Pembelajaran dengan menggunakan sumber belajar seperti buku cerita, cerita rakyat dapat meningkatkan keterampilan berbicara siswa dengan menggunakan pembelajaran menyimak. Ketika dalam proses pembelajaran, guru biasanya menjelaskan materi dengan cepat tanpa memperhatikan jawaban siswa, sehingga siswa menjadi pasif karena mendengarkan tanpa mengemukakan pendapatnya tentang materi tersebut. Mintalah siswa untuk bekerja berpasangan dan mendiskusikan secara rinci apa yang baru mereka pelajari dan bagaimana mereka akan menerapkannya.

Memberikan kesempatan kepada siswa untuk mempraktikkan suatu keterampilan atau mendemonstrasikan suatu konsep sambil menjelaskan secara rinci apa yang sedang dilakukan siswa. Selain itu dalam penerapan model pembelajaran SAVI, kunci terpenting untuk melaksanakannya dengan baik adalah guru itu sendiri.

Penelitian Yang Relevan

Penelitian ini menggunakan pendekatan kuantitatif dengan desain penelitian quasi eksperimen dengan desain one-group pre-test-post-test design. Hasil penelitian menunjukkan bahwa model pembelajaran SAVI efektif diterapkan dalam pembelajaran pecahan Aktivitas siswa pada setiap kategori pada setiap RPP adalah efektif. Kemampuan guru dalam mengelola pembelajaran materi pecahan dengan menerapkan model pembelajaran SAVI efektif pada setiap aspek dalam kategori baik dan sangat baik. kategori Reaksi siswa terhadap pembelajaran pecahan dengan model pembelajaran SAVI adalah positif, dan ketuntasan belajar siswa tuntas secara klasikal sebanyak 26 siswa (86,67%) tuntas, dan hanya 4 siswa (13,33%) yang tidak tuntas belajarnya. Berdasarkan hasil penelitian dapat disimpulkan bahwa penerapan model pembelajaran SAVI berpengaruh positif terhadap hasil belajar matematika siswa kelas V SD N Rambayan.

Penelitian yang ditulis oleh Retno Marsitin berjudul “Penalaran Matematis dan Kemampuan Koneksi dalam Pembelajaran Matematika dengan Pemecahan Masalah. Penelitian ini menggunakan pendekatan kualitatif yang bersifat naturalistik, dengan desain penelitian tindakan kelas, yang dilaksanakan dalam dua siklus. Tujuan penelitian adalah untuk mendeskripsikan kemampuan penalaran dan koneksi matematis dalam pembelajaran matematika dengan pemecahan masalah.
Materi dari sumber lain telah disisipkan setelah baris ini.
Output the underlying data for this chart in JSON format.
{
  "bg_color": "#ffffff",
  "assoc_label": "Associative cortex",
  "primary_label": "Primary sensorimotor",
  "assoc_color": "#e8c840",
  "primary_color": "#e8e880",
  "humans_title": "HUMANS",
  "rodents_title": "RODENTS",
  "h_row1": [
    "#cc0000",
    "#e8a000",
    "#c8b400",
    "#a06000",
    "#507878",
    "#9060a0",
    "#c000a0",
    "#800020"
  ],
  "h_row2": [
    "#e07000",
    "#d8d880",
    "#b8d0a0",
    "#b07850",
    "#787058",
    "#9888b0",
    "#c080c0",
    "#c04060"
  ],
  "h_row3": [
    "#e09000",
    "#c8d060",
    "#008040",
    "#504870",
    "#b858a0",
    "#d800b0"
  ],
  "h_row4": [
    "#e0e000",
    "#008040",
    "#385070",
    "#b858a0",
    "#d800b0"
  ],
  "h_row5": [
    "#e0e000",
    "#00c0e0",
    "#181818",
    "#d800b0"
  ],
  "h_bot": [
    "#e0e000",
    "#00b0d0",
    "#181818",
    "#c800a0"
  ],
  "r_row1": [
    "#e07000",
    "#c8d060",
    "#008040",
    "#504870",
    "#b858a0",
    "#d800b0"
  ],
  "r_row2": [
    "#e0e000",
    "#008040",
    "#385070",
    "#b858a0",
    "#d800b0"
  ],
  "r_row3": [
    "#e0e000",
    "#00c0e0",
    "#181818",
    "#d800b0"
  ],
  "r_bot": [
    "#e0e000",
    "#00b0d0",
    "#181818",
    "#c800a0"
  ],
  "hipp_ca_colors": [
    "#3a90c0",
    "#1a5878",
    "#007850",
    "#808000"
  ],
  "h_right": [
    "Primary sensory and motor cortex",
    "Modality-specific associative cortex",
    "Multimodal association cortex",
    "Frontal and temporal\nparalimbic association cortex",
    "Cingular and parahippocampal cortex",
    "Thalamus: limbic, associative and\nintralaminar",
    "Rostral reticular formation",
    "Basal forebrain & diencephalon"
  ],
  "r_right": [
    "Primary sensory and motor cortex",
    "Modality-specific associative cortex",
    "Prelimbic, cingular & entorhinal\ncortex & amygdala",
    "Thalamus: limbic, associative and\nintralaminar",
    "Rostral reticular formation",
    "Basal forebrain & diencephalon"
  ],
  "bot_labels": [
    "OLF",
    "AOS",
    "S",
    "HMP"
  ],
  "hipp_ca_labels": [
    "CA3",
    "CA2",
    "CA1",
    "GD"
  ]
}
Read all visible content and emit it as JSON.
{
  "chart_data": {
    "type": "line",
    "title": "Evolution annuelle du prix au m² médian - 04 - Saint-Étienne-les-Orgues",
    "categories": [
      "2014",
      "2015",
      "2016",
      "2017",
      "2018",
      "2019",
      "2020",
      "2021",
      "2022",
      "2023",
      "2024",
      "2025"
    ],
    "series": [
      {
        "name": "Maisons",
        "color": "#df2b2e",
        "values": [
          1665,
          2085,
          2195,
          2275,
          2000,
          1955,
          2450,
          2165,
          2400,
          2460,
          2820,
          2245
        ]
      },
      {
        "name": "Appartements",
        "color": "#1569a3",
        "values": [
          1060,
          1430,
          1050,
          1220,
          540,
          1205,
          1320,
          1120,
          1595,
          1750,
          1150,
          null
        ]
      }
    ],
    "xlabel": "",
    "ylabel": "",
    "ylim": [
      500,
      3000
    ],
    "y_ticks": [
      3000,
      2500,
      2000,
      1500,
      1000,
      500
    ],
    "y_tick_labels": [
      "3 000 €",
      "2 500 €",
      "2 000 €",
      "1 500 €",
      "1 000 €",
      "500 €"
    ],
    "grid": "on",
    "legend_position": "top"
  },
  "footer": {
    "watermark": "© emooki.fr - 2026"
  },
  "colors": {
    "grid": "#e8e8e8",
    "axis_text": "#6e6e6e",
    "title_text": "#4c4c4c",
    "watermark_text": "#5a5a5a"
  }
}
Hasil penelitian menunjukkan bahwa kemampuan penalaran dan koneksi matematis meningkat ketika pembelajaran matematika melalui pemecahan masalah. Berdasarkan hasil penelitian dapat disimpulkan bahwa kemampuan penalaran dan koneksi matematis meningkat ketika pembelajaran matematika melalui pemecahan masalah. Penelitian ini dilatarbelakangi oleh proses pembelajaran matematika di sekolah dasar yang masih menitik beratkan pada keaktifan guru di kelas dibandingkan siswa.

Penelitian ini merupakan penelitian kuantitatif dan menggunakan jenis penelitian quasi eksperimen yang merupakan desain non-equivalent control group. Subyek penelitian ini adalah kelas A sebanyak 38 siswa sebagai kelas eksperimen dan kelas B sebagai kelas kontrol sebanyak 38 siswa. Hasil penelitian menunjukkan bahwa rata-rata pre-test kemampuan komunikasi matematis sebesar 40,92 pada kelas eksperimen dan 34,74 pada kelas kontrol.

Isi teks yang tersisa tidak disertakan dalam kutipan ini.